Il est également difficile de comparer les résultats de la Suède à ceux de pays non scandinaves dont les conditions sociales et démographiques sont très différentes.

Forces et faiblesses

Malgré les avantages que représente une absence de confinement, la réponse suédoise n’a pas été sans faille. Fin 2020, la Commission Corona, un comité indépendant nommé par le gouvernement pour évaluer la réponse suédoise à la pandémie, a constaté que le gouvernement et l’Agence de santé publique avaient largement échoué dans leur volonté de protéger les personnes âgées.

À cette époque, près de 90 % des personnes décédées en raison de la Covid-19 en Suède avaient 70 ans ou plus. La moitié de ces personnes vivaient dans une maison de soins, et un peu moins du tiers bénéficiaient de services d’aide à domicile.

En effet, de nombreux problèmes relatifs aux soins aux personnes âgées en Suède sont clairement ressortis pendant la pandémie. Des lacunes structurelles telles que des effectifs insuffisants ont laissé les maisons de retraite non préparées et mal équipées pour faire face à la situation.

Dans son rapport final sur la réponse à la pandémie, la Commission Corona a conclu que des mesures plus sévères auraient dû être prises dès le début de la pandémie, comme la mise en quarantaine des personnes revenant des zones à haut risque et une interdiction temporaire d’entrée en Suède.

La commission a toutefois déclaré que la stratégie visant à éviter tout confinement était fondamentalement raisonnable, et que l’État ne devrait jamais interférer avec les droits et libertés de ses citoyens plus qu’il n’est absolument nécessaire. La commission a également soutenu la décision de maintenir les écoles primaires ouvertes.

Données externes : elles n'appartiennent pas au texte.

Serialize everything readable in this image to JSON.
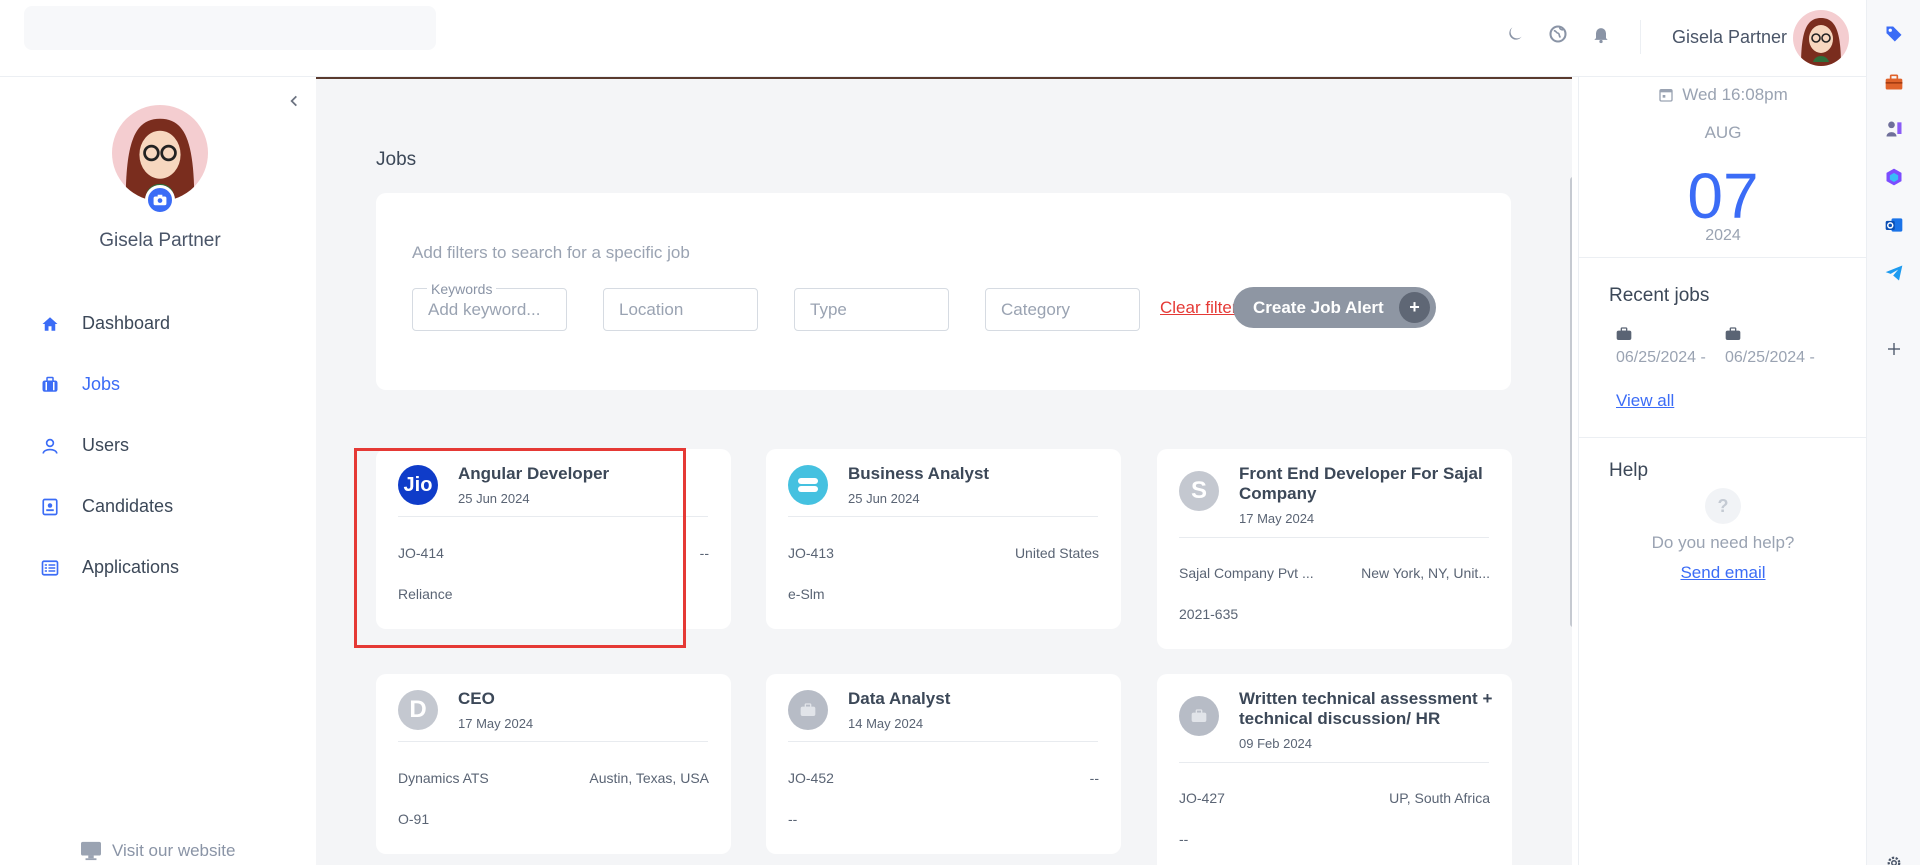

En comparaison, la Commission Corona en Norvège, l’un des rares pays d’Europe où la surmortalité est inférieure à celle de la Suède, a conclu que, bien que la gestion de la pandémie en Norvège ait été généralement bonne, les enfants ont été durement touchés par les confinements, et les autorités ne les ont pas protégés de manière adéquate.

La stratégie de la Suède visait à réduire la propagation du virus, mais aussi à prendre en compte d’autres aspects de la santé publique et à protéger la liberté et les droits fondamentaux. Si l’approche suédoise reste controversée, la plupart des pays adoptent aujourd’hui des mesures semblables face à la pandémie persistante.

Avec le recul, il semble un peu injuste que le pays, qui a suivi son plan adopté avant la pandémie, soit celui accusé d’avoir mené une expérience sur sa population. La Suède devrait sans doute être plutôt considérée comme la population de référence, alors que l’expérience se déroulait dans les autres pays du monde.